The technical nature of this vulnerability stems from improper memory management within the display driver subsystem, which is responsible for handling graphics rendering and display output operations. When the driver processes certain display-related commands or handles specific graphics operations, it fails to properly track memory allocations and deallocations, resulting in scenarios where the same memory address gets freed multiple times. This type of vulnerability falls under the CWE-415 category of double free conditions, which is classified as a memory corruption vulnerability that can be exploited to execute arbitrary code or cause system crashes. The vulnerability is particularly concerning because it operates at the kernel level where privileges are elevated, allowing attackers to gain deeper system access than would be possible through user-space exploits.
The operational impact of CVE-2017-7373 extends beyond simple system instability, as it provides potential attack vectors for adversaries seeking to compromise Android devices. When exploited, this vulnerability could allow attackers to execute malicious code with kernel-level privileges, potentially leading to complete system compromise, data theft, or persistent backdoor installation. The attack surface is significant since display drivers are constantly active during normal device operation, making exploitation more likely and easier to achieve. This vulnerability aligns with ATT&CK technique T1068 which involves exploiting legitimate credentials and system processes to gain unauthorized access. The persistent nature of display driver operations means that even brief exposure to malicious input could trigger the vulnerability, making it particularly dangerous in environments where users interact with untrusted content or applications.

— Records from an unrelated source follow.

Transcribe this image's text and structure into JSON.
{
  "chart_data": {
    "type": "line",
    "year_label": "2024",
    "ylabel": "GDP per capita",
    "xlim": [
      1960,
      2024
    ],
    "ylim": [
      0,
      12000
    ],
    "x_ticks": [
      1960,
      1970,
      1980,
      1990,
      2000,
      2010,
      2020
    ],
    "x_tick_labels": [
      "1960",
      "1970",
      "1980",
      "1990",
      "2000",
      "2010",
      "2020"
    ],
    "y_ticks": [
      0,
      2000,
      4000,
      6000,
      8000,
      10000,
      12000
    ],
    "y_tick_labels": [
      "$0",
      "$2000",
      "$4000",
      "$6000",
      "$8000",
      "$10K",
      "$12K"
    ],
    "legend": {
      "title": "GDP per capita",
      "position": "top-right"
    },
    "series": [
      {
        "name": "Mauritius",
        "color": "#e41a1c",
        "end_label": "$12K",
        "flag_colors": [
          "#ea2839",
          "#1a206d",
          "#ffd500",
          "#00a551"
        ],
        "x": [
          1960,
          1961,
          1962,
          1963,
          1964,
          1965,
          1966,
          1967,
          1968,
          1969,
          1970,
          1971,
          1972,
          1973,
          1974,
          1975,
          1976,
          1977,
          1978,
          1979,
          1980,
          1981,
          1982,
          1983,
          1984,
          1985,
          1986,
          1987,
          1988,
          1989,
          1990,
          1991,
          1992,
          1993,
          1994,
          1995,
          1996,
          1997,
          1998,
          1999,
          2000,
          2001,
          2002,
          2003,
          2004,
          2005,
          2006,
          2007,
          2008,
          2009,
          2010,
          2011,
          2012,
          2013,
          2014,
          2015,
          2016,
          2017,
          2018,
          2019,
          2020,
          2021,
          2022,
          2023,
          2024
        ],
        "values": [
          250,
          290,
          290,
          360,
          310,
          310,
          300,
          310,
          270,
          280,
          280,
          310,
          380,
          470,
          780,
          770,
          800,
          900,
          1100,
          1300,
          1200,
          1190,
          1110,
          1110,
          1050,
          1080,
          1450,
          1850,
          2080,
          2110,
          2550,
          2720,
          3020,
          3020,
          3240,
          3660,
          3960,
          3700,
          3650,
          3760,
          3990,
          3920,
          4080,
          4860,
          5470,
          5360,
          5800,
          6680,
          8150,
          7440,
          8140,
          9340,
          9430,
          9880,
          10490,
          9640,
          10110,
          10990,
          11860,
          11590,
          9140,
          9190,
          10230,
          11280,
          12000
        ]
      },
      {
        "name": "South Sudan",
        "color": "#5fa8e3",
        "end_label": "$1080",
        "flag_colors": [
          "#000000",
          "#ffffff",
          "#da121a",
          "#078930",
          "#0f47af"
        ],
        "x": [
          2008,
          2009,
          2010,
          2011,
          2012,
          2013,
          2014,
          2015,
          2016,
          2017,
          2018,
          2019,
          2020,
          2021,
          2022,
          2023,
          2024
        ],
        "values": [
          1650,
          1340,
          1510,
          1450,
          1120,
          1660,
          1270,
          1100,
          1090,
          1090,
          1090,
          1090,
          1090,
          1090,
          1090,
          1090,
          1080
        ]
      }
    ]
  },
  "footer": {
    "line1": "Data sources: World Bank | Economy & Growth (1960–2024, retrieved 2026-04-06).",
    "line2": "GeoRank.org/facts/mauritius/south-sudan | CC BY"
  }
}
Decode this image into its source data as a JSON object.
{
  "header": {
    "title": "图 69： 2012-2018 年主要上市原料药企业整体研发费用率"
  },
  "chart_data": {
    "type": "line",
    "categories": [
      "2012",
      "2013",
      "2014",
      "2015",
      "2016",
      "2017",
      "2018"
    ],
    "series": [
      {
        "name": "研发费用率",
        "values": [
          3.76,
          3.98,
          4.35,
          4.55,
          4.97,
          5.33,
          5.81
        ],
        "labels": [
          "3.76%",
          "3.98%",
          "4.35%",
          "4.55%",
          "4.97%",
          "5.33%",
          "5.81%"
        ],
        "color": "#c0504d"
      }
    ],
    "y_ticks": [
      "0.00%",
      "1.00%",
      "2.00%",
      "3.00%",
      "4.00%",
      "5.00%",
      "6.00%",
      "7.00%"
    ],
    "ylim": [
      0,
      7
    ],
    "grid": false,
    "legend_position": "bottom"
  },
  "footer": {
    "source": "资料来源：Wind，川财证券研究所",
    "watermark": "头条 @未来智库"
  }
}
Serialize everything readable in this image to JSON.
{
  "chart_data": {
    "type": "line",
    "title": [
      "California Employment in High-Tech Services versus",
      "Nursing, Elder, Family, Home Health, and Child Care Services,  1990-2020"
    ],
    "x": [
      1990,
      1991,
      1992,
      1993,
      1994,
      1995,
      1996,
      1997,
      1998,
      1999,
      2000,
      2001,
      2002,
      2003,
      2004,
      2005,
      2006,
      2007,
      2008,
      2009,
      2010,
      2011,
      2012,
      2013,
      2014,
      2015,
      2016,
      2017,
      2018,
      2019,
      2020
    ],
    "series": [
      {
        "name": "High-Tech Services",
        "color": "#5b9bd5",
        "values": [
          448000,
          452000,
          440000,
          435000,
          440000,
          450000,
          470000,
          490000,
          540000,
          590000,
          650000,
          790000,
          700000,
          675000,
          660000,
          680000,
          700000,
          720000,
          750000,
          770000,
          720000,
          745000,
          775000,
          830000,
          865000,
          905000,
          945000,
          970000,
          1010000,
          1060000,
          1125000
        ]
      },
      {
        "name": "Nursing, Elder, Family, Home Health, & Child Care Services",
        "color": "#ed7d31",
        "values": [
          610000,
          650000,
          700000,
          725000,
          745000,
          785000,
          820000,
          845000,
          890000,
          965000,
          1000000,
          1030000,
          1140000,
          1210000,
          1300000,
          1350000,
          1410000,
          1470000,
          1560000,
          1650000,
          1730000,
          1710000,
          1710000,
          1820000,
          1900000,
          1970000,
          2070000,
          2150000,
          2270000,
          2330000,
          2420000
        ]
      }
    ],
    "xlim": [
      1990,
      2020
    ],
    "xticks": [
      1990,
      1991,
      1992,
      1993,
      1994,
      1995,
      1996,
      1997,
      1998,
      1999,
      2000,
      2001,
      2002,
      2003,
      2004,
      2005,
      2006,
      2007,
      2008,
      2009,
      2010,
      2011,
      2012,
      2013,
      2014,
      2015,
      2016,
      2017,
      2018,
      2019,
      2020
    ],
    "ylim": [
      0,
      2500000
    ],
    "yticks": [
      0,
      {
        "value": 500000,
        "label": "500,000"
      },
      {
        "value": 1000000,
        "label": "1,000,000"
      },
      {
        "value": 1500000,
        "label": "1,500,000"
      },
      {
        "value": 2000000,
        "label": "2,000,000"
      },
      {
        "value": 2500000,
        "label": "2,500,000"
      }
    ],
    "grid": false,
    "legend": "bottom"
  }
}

Mitigation strategies for CVE-2017-7373 primarily involve applying security patches and updates provided by device manufacturers and Google. The most effective approach is to ensure that all affected Android devices receive timely kernel updates that address the memory management issues within the display driver component. Organizations should implement comprehensive patch management procedures to verify that devices are running patched kernel versions and monitor for any signs of exploitation attempts. Additionally, security teams should consider implementing runtime monitoring solutions that can detect anomalous memory allocation patterns or suspicious driver behavior that might indicate exploitation attempts. The vulnerability also highlights the importance of proper code review and security testing for kernel-level components, particularly drivers that handle graphics processing and memory management operations. Device manufacturers should prioritize thorough security testing of display driver implementations and consider implementing additional safeguards such as memory poisoning techniques or enhanced input validation to prevent exploitation of similar vulnerabilities in the future.